Dans un projet domestique, l’onduleur est souvent choisi assez vite, sur recommandation de l’installateur. Ce n’est pas illogique: c’est une pièce technique, parfois moins lisible que les panneaux eux-mêmes. Pourtant, la qualité du suivi logiciel, la fiabilité du portail de supervision et la maîtrise des accès distants peuvent peser sur votre tranquillité à long terme. Si un équipement repose fortement sur une connexion cloud, il devient utile de demander comment il fonctionne en cas de coupure Internet, qui peut pousser les mises à jour et si certaines fonctions à distance peuvent être limitées. Le simulateur d’installation solaire personnalisé ne remplace pas cette vérification technique, mais il aide à clarifier le type de projet que vous préparez avant de rentrer dans le détail du matériel.

Il ne faut pas pour autant transformer ce sujet en source d’inquiétude disproportionnée. L’actualité américaine concerne un cadre réglementaire spécifique et un rapport de force industriel propre à ce marché. En France, un particulier n’a aucune raison de penser qu’une installation existante deviendrait soudain inutilisable à cause de cette annonce. Le message à retenir est plus sobre: le solaire résidentiel dépend de plus en plus d’équipements communicants, donc la robustesse logicielle et la gouvernance des mises à jour comptent davantage qu’avant.

Vers des critères d’achat plus exigeants

Pour les foyers qui envisagent des panneaux avec batterie ou pilotage avancé, cette évolution peut même devenir un critère de sélection. Plus votre installation est intégrée, plus les échanges entre appareils se multiplient. Un onduleur relié à une batterie, à une application mobile et à une borne de recharge concentre plusieurs fonctions critiques. Le calcul solaire permet d’évaluer la cohérence économique d’un projet, mais le choix final ne devrait pas reposer uniquement sur le prix. La qualité du support, la lisibilité des paramétrages et la réputation du fabricant sur la durée prennent une place croissante.

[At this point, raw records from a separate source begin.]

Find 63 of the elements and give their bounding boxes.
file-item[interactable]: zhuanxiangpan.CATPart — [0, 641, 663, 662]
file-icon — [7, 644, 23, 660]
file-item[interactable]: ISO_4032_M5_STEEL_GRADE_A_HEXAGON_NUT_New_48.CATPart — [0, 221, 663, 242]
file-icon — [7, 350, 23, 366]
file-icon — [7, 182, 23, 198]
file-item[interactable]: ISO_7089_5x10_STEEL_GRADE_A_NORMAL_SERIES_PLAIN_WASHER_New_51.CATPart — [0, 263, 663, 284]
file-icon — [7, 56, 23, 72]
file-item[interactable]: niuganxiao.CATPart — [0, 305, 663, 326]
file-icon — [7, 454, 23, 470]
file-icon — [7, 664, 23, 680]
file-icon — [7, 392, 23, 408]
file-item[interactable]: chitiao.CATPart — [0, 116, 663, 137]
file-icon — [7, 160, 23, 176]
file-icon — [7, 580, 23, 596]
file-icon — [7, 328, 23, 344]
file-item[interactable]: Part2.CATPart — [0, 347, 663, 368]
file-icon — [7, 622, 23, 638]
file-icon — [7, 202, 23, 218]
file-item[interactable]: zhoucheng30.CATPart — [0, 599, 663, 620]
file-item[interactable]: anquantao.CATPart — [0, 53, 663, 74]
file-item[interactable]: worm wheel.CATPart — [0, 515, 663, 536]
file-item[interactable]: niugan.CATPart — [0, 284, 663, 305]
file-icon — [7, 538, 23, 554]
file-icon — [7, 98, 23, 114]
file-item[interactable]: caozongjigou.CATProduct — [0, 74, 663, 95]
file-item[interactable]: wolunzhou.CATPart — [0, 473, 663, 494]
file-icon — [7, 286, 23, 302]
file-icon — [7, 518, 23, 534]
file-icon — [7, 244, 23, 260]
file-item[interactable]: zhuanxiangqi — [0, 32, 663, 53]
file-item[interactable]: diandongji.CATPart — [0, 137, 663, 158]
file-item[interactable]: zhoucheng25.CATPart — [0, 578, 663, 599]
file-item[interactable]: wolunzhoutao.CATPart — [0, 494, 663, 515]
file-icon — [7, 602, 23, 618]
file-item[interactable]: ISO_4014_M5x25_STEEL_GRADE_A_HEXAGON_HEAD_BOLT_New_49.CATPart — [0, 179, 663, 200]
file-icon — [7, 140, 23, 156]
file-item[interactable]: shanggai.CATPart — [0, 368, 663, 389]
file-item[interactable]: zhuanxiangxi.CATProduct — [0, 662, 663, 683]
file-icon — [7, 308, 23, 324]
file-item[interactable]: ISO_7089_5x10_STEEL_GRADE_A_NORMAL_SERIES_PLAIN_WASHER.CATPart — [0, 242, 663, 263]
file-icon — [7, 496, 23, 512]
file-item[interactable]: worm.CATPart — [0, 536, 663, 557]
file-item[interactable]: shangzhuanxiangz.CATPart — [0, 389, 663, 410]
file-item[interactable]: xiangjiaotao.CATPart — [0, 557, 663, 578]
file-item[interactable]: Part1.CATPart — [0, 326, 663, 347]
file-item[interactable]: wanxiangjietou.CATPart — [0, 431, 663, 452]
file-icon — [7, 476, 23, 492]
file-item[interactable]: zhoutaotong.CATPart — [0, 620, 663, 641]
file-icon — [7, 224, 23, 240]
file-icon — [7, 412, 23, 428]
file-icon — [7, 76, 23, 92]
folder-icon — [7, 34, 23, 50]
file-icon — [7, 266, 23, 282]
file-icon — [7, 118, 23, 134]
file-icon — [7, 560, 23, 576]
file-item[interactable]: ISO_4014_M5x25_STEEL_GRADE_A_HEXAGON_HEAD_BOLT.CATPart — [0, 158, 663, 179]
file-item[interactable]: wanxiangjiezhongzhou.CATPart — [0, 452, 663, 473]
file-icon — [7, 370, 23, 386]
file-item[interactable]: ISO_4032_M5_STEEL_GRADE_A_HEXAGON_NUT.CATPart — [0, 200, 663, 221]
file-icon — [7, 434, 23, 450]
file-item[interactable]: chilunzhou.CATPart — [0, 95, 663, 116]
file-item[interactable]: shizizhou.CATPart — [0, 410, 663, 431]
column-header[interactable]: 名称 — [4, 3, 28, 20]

Cette séquence américaine ne dit pas encore quel sera le futur du marché européen des onduleurs. Elle montre en revanche que le solaire n’est plus seulement un achat d’équipement électrique. C’est aussi un achat d’architecture numérique. Pour vous, le point pratique est donc clair: quand vous demanderez des devis, regardez l’onduleur non seulement comme le cerveau énergétique de l’installation, mais aussi comme un objet connecté dont la sécurité et le suivi logiciel doivent inspirer confiance. Le guide panneaux solaires maison reste utile pour cadrer ces questions avec votre installateur avant de signer.